- Born: 1787 Dublin
- Died: 1850 (aged 62–63)
- Education: Trinity College Dublin
- Occupations: Anglican priest Academic

= Charles Richard Elrington =

Irish cleric and academic

Charles Richard Elrington (1787-1850) was a Church of Ireland cleric and academic, regius professor of divinity in the Trinity College Dublin.

==Life==
The elder son of Thomas Elrington, Bishop of Ferns and Leighlin and Charlotte Preston, he was born in Dublin on 25 March 1787, and was educated at home by a private tutor. Having entered Trinity College Dublin, 3 November 1800, under the tutorship of the Rev. Dr. Davenport, and having gained all the honours of his class, he was awarded the gold medal in 1806 for his term examinations. In the same year he gained Bishop Law's mathematical premium, and in 1806 the primate's Hebrew prize. He graduated B.A. in 1805, M.A. 1811, B.D. 1816, and D.D. 1820. In 1810 he was elected a fellow of his college, having obtained the Madden premium in the three preceding years.

He was ordained a deacon on 28 October 1810, and on 23 February 1812 was admitted to priest's orders. In December 1814, he married Letitia, daughter of DavidBabington of Rutland Square, Dublin, and niece of the physician and mineralogist William Babington; she died in 1827. They had two sons and three daughters, including Catherine, who married John Thomas Ball, Lord Chancellor of Ireland. In 1819, he was elected Donnellan lecturer in the university, but his lectures were not published. In 1825, he was appointed by the Lord Chancellor of Ireland and other joint patrons to the vicarage of St. Mark's, Dublin, and held that benefice until 1831. On 31 January 1832, he was collated to the rectory and prebend of Edermine in the diocese of Ferns, which three months later he exchanged for the chancellorship.

In 1829, he resigned his fellowship, and was elected regius professor of divinity. In 1840, he resigned the chancellorship of Ferns on his collation by the lord primate, on 14 December, to the rectory of Loughgilly, in the diocese of Armagh; and on 22 September in the following year, at the desire of the same patron, he moved to the rectory of the union of Armagh. He effected improvements in the divinity school, over which he presided for twenty years. He died at Armagh on 18 January 1850, and was buried in St. Mark's churchyard there, where there is a brief Latin inscription to his memory.

Elrington took a very active and prominent part in the formation and management of the Church Education Society, founded to provide funds to support the parochial schools connected with the church, on the withdrawal of the parliamentary grant. Modifications were afterwards introduced into the management of the national schools, which removed, in Elrington's judgement, many of the difficulties which had induced the clergy to stand aloof from the system. In 1847 he retired from his official position in the Church Education Society, and publicly declared that the clergy ought to accept the amended terms offered by the board of national education.

==Works==
In 1847 Elrington began the publication of a collected edition of the works of Archbishop James Ussher, to which he prefixed a full biography. He did not live to complete it, and the last two volumes were published by William Reeves. His plan, formed with Henry Cotton and James Henthorn Todd, of bringing out an improved edition of James Ware's History of the Irish Bishops, was not carried into effect before his death.

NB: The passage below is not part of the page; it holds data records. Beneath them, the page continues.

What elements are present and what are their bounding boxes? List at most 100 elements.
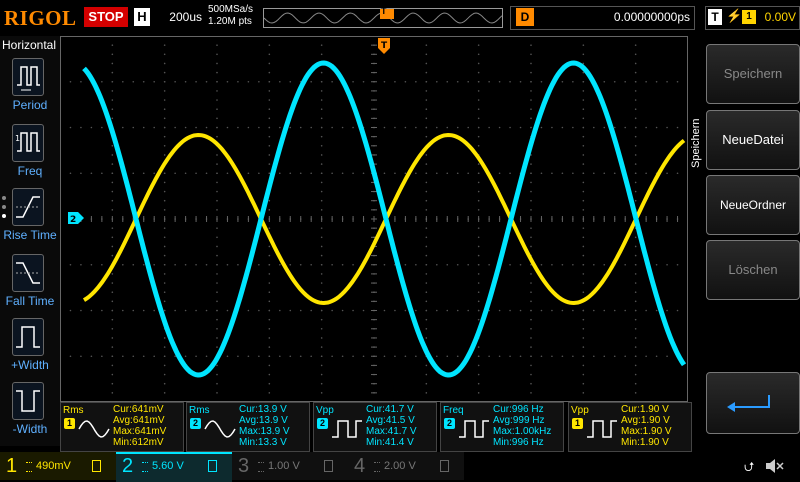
menu-item-positive-width[interactable]: +Width [0,318,60,380]
measurement-max: Max:1.00kHz [493,426,552,437]
measurement-source-badge: 1 [572,418,583,429]
measurement-values: Cur:1.90 V Avg:1.90 V Max:1.90 V Min:1.90 V [621,404,672,448]
measurement-name: Vpp [571,405,589,416]
measurement-source-badge: 2 [317,418,328,429]
run-stop-status[interactable]: STOP [84,7,128,27]
measurement-min: Min:996 Hz [493,437,544,448]
menu-item-freq[interactable]: 1 Freq [0,124,60,186]
menu-item-rise-time[interactable]: Rise Time [0,188,60,250]
measurement-item[interactable]: Freq 2 Cur:996 Hz Avg:999 Hz Max:1.00kHz Min:… [440,402,564,452]
pulse-freq-icon [459,420,489,438]
save-button[interactable]: Speichern [706,44,800,104]
measurement-values: Cur:996 Hz Avg:999 Hz Max:1.00kHz Min:996 H… [493,404,551,448]
delay-value: 0.00000000ps [613,10,690,24]
measurement-item[interactable]: Rms 1 Cur:641mV Avg:641mV Max:641mV Min:612mV [60,402,184,452]
measurement-name: Rms [189,405,210,416]
channel-number: 1 [6,455,18,477]
measurement-item[interactable]: Vpp 1 Cur:1.90 V Avg:1.90 V Max:1.90 V Min:1.… [568,402,692,452]
timebase-value[interactable]: 200us [156,7,202,27]
measurement-item[interactable]: Rms 2 Cur:13.9 V Avg:13.9 V Max:13.9 V Min:13… [186,402,310,452]
trigger-time-marker[interactable]: T [378,38,390,54]
menu-item-negative-width[interactable]: -Width [0,382,60,444]
measurement-min: Min:1.90 V [621,437,669,448]
usb-icon: ⮍ [744,459,755,474]
delete-button[interactable]: Löschen [706,240,800,300]
pulse-vpp-icon [587,420,617,438]
right-menu-title: Speichern [690,118,702,168]
ch2-offset-marker[interactable]: 2 [68,211,84,225]
horizontal-label: H [134,8,150,26]
menu-item-period[interactable]: Period [0,58,60,120]
channel-scale: 2.00 V [384,460,416,472]
period-icon [12,58,44,96]
sine-wave-icon [78,420,110,438]
channel-scale: 1.00 V [268,460,300,472]
measurement-cur: Cur:1.90 V [621,404,669,415]
speaker-muted-icon[interactable] [764,456,784,481]
measurement-min: Min:13.3 V [239,437,287,448]
measurement-source-badge: 1 [64,418,75,429]
measurement-min: Min:41.4 V [366,437,414,448]
graticule [59,35,689,403]
menu-item-fall-time[interactable]: Fall Time [0,254,60,316]
menu-label-freq: Freq [17,164,43,178]
menu-label-negative-width: -Width [12,422,48,436]
pulse-vpp-icon [332,420,362,438]
menu-label-fall-time: Fall Time [5,294,55,308]
menu-label-period: Period [12,98,48,112]
bandwidth-limit-icon [92,460,101,472]
sample-rate: 500MSa/s [208,4,254,15]
bandwidth-limit-icon [208,460,217,472]
measurement-source-badge: 2 [190,418,201,429]
acquisition-info: 500MSa/s 1.20M pts [208,4,253,28]
measurement-values: Cur:641mV Avg:641mV Max:641mV Min:612mV [113,404,166,448]
rising-edge-icon: ⚡ [726,8,743,23]
measurement-avg: Avg:999 Hz [493,415,545,426]
svg-text:1: 1 [15,134,20,143]
measurement-avg: Avg:13.9 V [239,415,288,426]
frequency-icon: 1 [12,124,44,162]
rise-time-icon [12,188,44,226]
svg-text:T: T [381,41,388,51]
trigger-level: 0.00V [764,10,796,24]
coupling-icon [374,462,380,472]
sine-wave-icon [204,420,236,438]
new-file-button[interactable]: NeueDatei [706,110,800,170]
channel-scale: 490mV [36,460,71,472]
measurement-cur: Cur:996 Hz [493,404,544,415]
left-menu-title: Horizontal [2,38,57,52]
measurement-max: Max:641mV [113,426,167,437]
trigger-source: 1 [742,10,756,24]
brand-logo: RIGOL [4,6,77,30]
menu-label-positive-width: +Width [11,358,49,372]
measurement-values: Cur:41.7 V Avg:41.5 V Max:41.7 V Min:41.4 V [366,404,417,448]
new-folder-button[interactable]: NeueOrdner [706,175,800,235]
svg-text:2: 2 [70,215,76,224]
measurement-values: Cur:13.9 V Avg:13.9 V Max:13.9 V Min:13.3 V [239,404,290,448]
waveform-display[interactable] [59,35,689,403]
channel-number: 3 [238,455,250,477]
delay-label: D [516,8,534,26]
bandwidth-limit-icon [440,460,449,472]
measurement-cur: Cur:41.7 V [366,404,414,415]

He published sermons and pamphlets on the education question, besides theological contributions to periodicals.

==Notes==

===References===
- Endnotes:
  - Dublin University Calendars
  - Todd's Catalogue of Dublin Graduates
  - Cotton's Fasti Ecclesiæ Hibernicæ, ii.357, 371, v. 180
  - Gentlemen's Magazine (1850), new ser. xxxiii. pt. i. 678
  - Irish Ecclesiastical Journal (l February 1850), vi. 17
  - Stephens's "Introduction" to volume iii. of the Book of Common Prayer for Ireland, printed for the Ecclesiastical History Society, 1850.